Le directeur général s’appelle Mathieu Courtel, il est là pour gérer le problème, alors il évalue l’ambiance et demande à combien elle vend. Ernest Block répond autour de 45 000. Mathieu Courtel blêmit, la paume de sa main droite s’abat sur la table : Trouvez une solution, on ne peut pas se le permettre. Le sang d’Adélaïde se fige face au couperet. Trouvez une solution, c’est vous le service de presse. Les trois collègues d’Adélaïde tremblent, tandis qu’Ernest Block ajoute comme on se meurt : En plus, elle veut un prix. Le teint de Mathieu Courtel devient blanc comme la table. Adélaïde, elle, pense : Pourquoi pas un poney.

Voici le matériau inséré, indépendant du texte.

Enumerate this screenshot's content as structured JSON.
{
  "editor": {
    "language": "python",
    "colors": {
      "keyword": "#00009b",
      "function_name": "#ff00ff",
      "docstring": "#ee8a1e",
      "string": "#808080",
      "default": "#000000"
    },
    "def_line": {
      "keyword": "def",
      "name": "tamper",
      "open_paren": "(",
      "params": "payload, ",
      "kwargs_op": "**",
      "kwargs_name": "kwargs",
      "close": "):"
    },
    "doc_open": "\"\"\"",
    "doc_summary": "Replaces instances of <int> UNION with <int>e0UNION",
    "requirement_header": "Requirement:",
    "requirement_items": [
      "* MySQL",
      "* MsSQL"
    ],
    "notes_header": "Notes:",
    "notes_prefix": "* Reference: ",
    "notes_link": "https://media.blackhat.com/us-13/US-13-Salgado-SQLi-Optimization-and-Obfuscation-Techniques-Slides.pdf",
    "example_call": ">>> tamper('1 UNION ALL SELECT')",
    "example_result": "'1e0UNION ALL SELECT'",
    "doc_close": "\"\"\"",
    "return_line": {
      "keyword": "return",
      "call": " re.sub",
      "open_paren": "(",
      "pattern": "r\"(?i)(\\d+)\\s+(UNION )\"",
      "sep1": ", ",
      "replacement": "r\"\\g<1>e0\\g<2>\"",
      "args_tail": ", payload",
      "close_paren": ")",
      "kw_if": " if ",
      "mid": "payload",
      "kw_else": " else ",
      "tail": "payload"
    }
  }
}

Ainsi commence la rentrée littéraire aux éditions David Séchard. Il est 11 h 15, mais dans le corps d’Adélaïde il est mille ans et demi. Avant d’appeler Ève Labruyère, elle doit établir une stratégie. Pour établir une stratégie, elle doit se concentrer. Évidemment, c’est impossible. Pas seulement à cause de l’open space qui la pousse parfois à passer ses coups de fil encastrée en tailleur sous son propre bureau. Adélaïde réfléchit vite et dans le constant brouhaha. Sauf que là, elle reçoit un appel. C’est Steven Lemarchand, son primo-romancier. Elle ne l’a pas choisi, mais n’aspire qu’à l’aimer. Il a vingt-cinq ans et vient de quitter sa mère, est informaticien et a le charisme d’une loutre morte, c’est ce qu’elle s’est dit pendant la séance photo. Une loutre morte, un Playmobil. Heureusement, le livre est bien mieux. Le Dernier des souvenirs. L’histoire d’un vieux monsieur dans un futur très proche qui vend ses souvenirs, comme d’autres leurs organes, pour aider sa petite fille à conserver ses yeux. Steven aimerait savoir s’il sera dans le magazine prescripteur des moins de 45 ans et s’il a ses chances pour la page portrait d’un grand quotidien. Adélaïde répond qu’elle a une demande d’interview de la part d’un site de SF et du blog SuperGeek. S’ensuit une discussion sur l’injustice dans ce monde, la violence du milieu, les vertus de la patience. Il est midi et demi et le corps d’Adélaïde n’existe plus tellement. Elle sait que tout cela n’est rien face à ce qui l’attend, concrètement, dans trois jours.